My fan club! Why do cattle sometimes follow altogether too closely,
and sometimes completely ignore you?
The worst route finding of the morning session was just after I had found an excellent pub for a very welcome pint. There were cyclists lunching there, and I had great hopes that someone would have a map. Somebody did – but it was the wrong one, and the pub was just to the East of the end of the map I was offered – and so I was no further forward. The immediate aftermath was that I took the wrong direction at the next major road and had to retrace my steps before finding the next SCW sign. Unfortunately there was no help from the owner of the pottery just off the main road, despite her having a range of leaflets about Cheshire attractions. The maps had no real detail, and didn’t even mention Wybunbury.

By mid afternoon I had at last crossed the Main Line of the Shropshire Union Canal, which I thought was about half way along the route from Marbury to my B&B. It was somewhat disappointing that it had taken so long. Maybe, I consoled myself, it was more than half way. But no: my original recollection was correct. Half way it was.

After that it was pretty well solid maize for the next couple of miles. It was easy to find my way, but very muddy and slippery underfoot. And then the next A Road – busy, but fortunately with footpaths to the side so not dangerous. This, I recollected, I had to follow to the North, and then turn off on a minor road to the East, where I would hopefully find Lea Farm signposted.

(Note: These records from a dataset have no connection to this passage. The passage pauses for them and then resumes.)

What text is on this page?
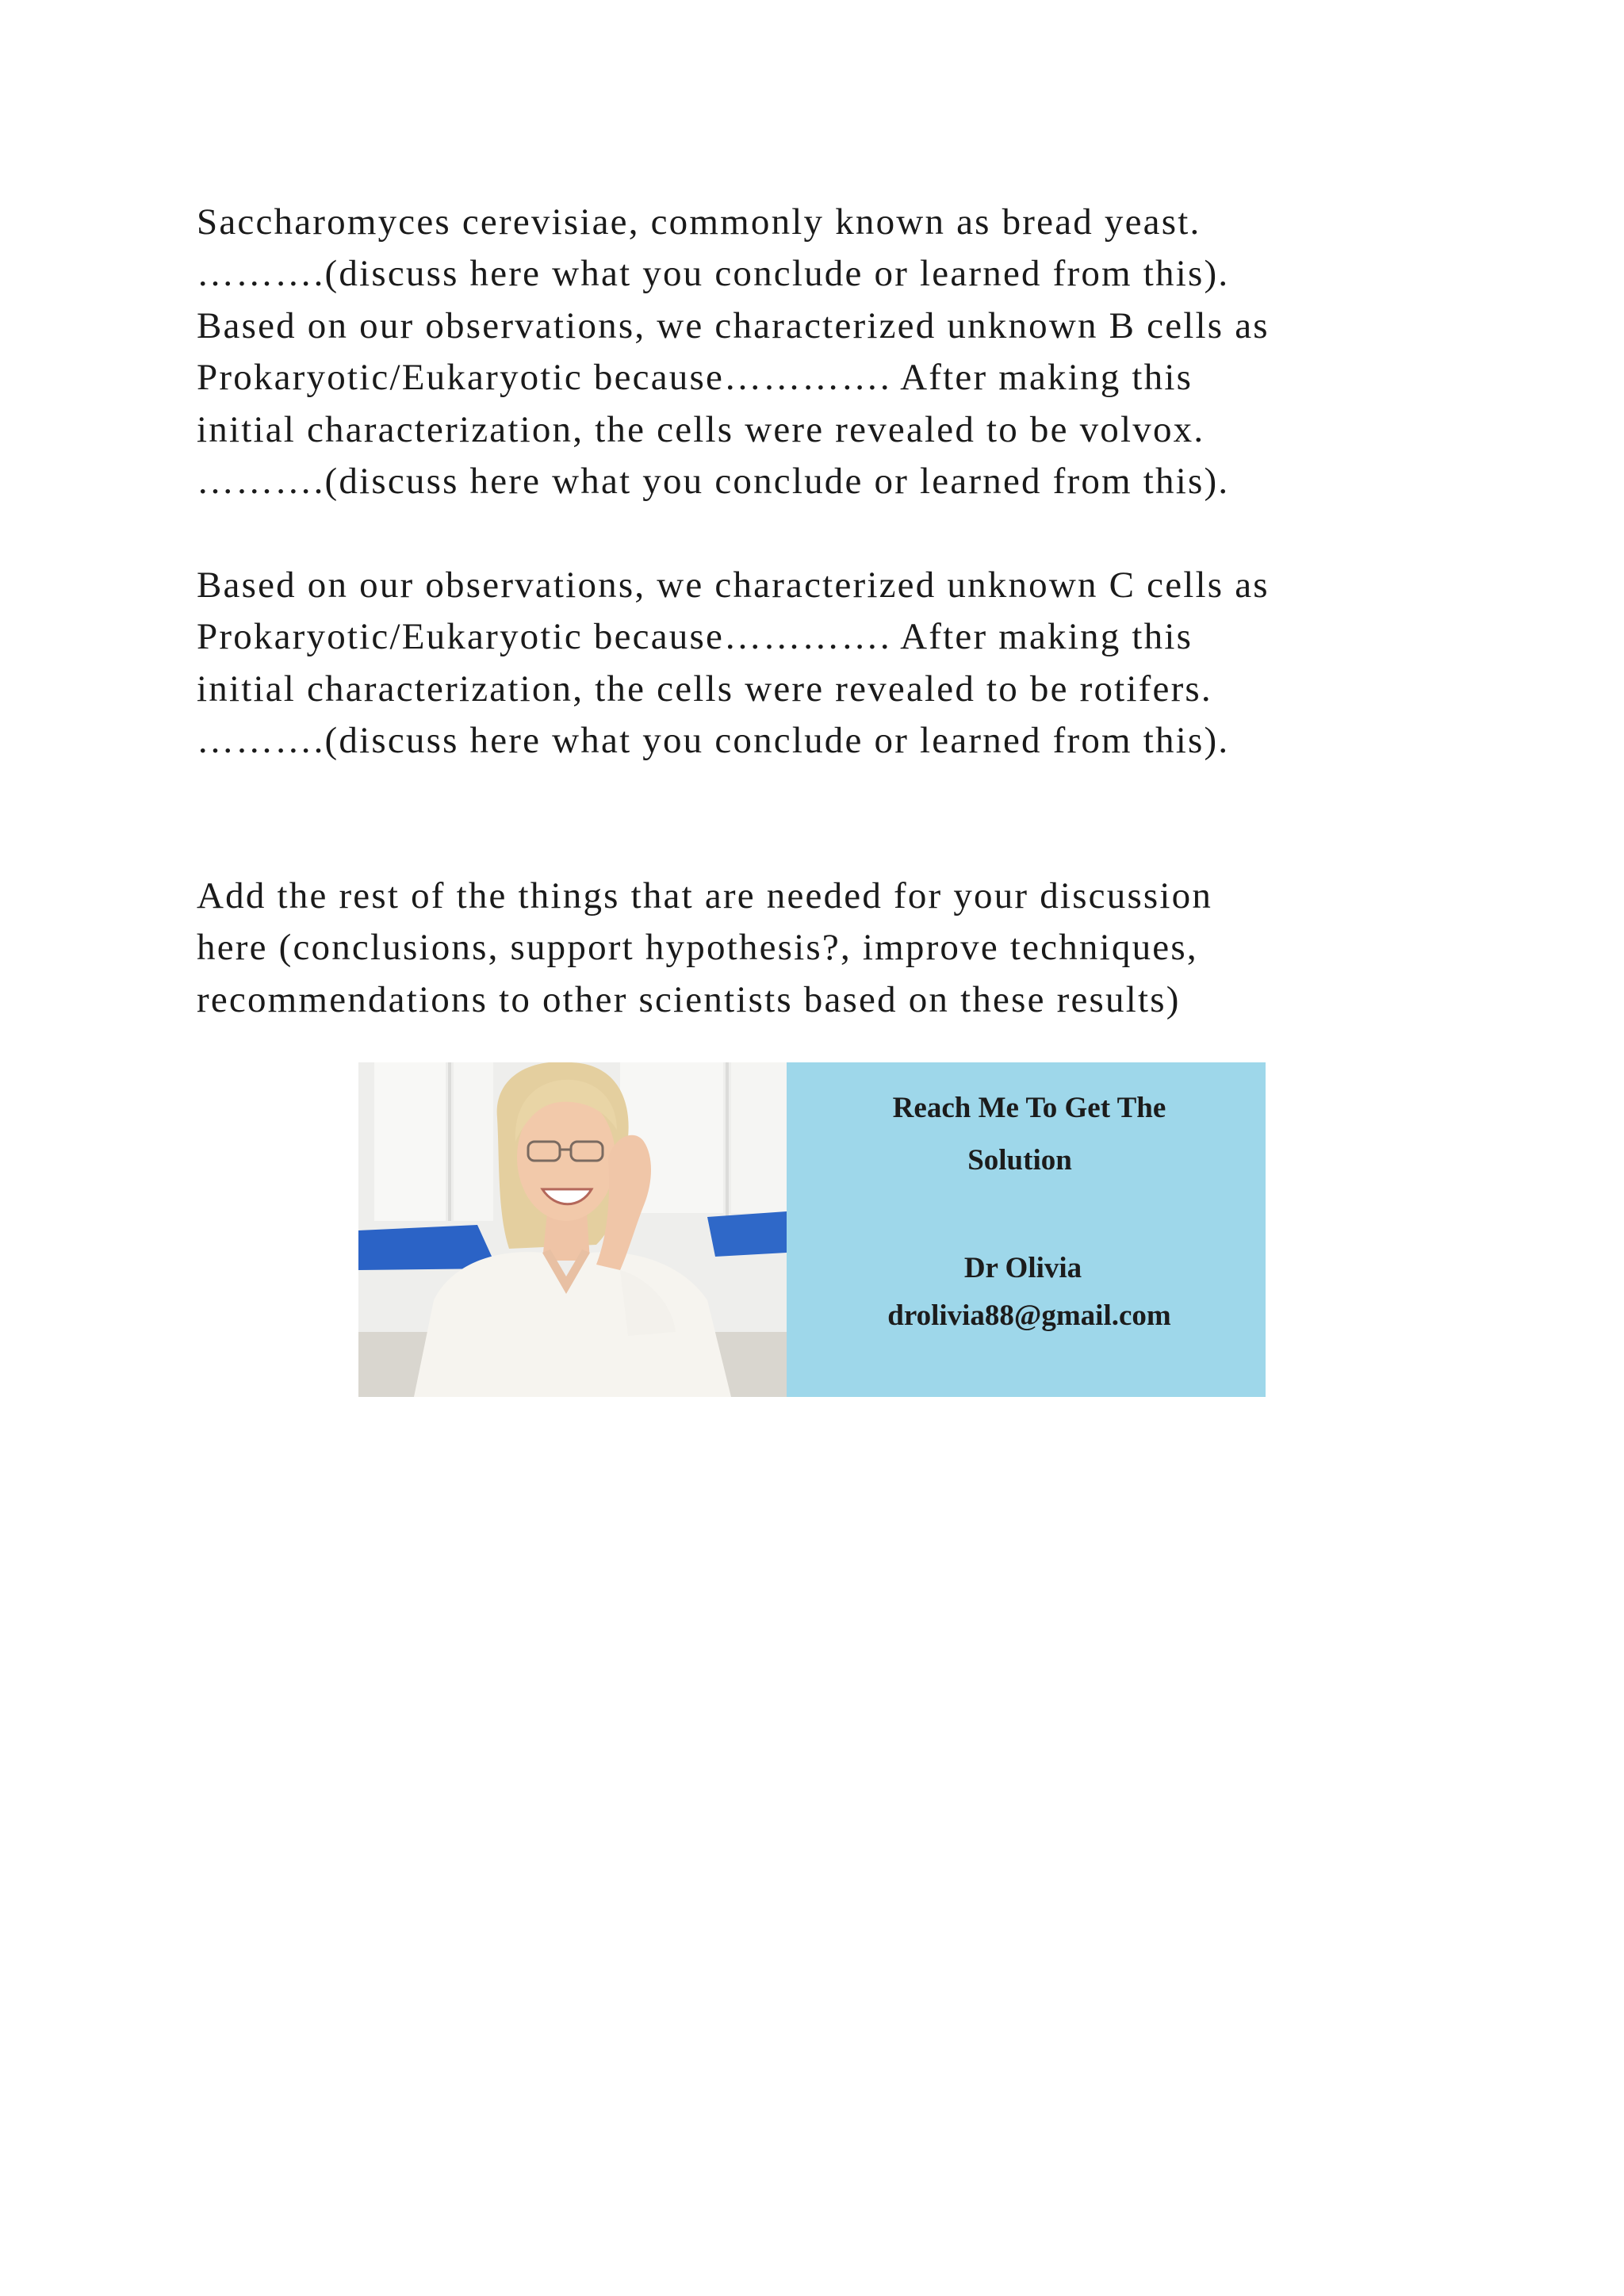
Saccharomyces cerevisiae, commonly known as bread yeast.
……….(discuss here what you conclude or learned from this).
Based on our observations, we characterized unknown B cells as
Prokaryotic/Eukaryotic because…………. After making this
initial characterization, the cells were revealed to be volvox.
……….(discuss here what you conclude or learned from this).

Based on our observations, we characterized unknown C cells as
Prokaryotic/Eukaryotic because…………. After making this
initial characterization, the cells were revealed to be rotifers.
……….(discuss here what you conclude or learned from this).

Add the rest of the things that are needed for your discussion
here (conclusions, support hypothesis?, improve techniques,
recommendations to other scientists based on these results)

Reach Me To Get The
Solution
Dr Olivia
drolivia88@gmail.com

Back on track - a snack at the Boar's Head before the final stretch
to Lea Farn in Wybunbury
Wrong! The minor road was certainly on the SCW, but after a little more than a mile it was signposted off to the left. I continued in the expectation that the Farm was just a few hundred yards away. There was no sign at the crossroads I then came to, and enquiries of a couple of locals were not reassuring. But finally there was a stroke of good luck. I called in at a rather grand house with the hope that someone would have a map. They didn’t – but Emma Mottishead knows the Callwoods (her sister-in-law’s brother is apparently married to their daughter) and was able to give me accurate directions and a little sketch map – which proved to be the only useful map I’d had all day.

The only issue was that her estimates of time for me to complete the walk were somewhat on the low side. 40 minutes was more like an hour and 40 minutes. (When I examine the map later, it turned out to be more than twice as long as going by the SCW.) But at least there was a pub on the way, where I was able to get a snack and a pint. Very welcome.

I finally arrived at Lea Farm a few minutes before 8:00 p.m. Boots to sit besides the Aga overnight, other damp clothes out to dry, a long shower, and at last a chance to relax. The key lesson is to double-check that one has the right maps before setting out for the day!

Increasingly cloudy in the morning, and then rain, heavy at times. Clearing in the evening. Temperature 15 to 19C. 34.0km (estimated from map – insufficient battery life to record); 261m ascent, 290m descent. Fairly flat, but with minor undulations in places. Mostly farmland and heavy going, but roads from time to time and for last five miles or more.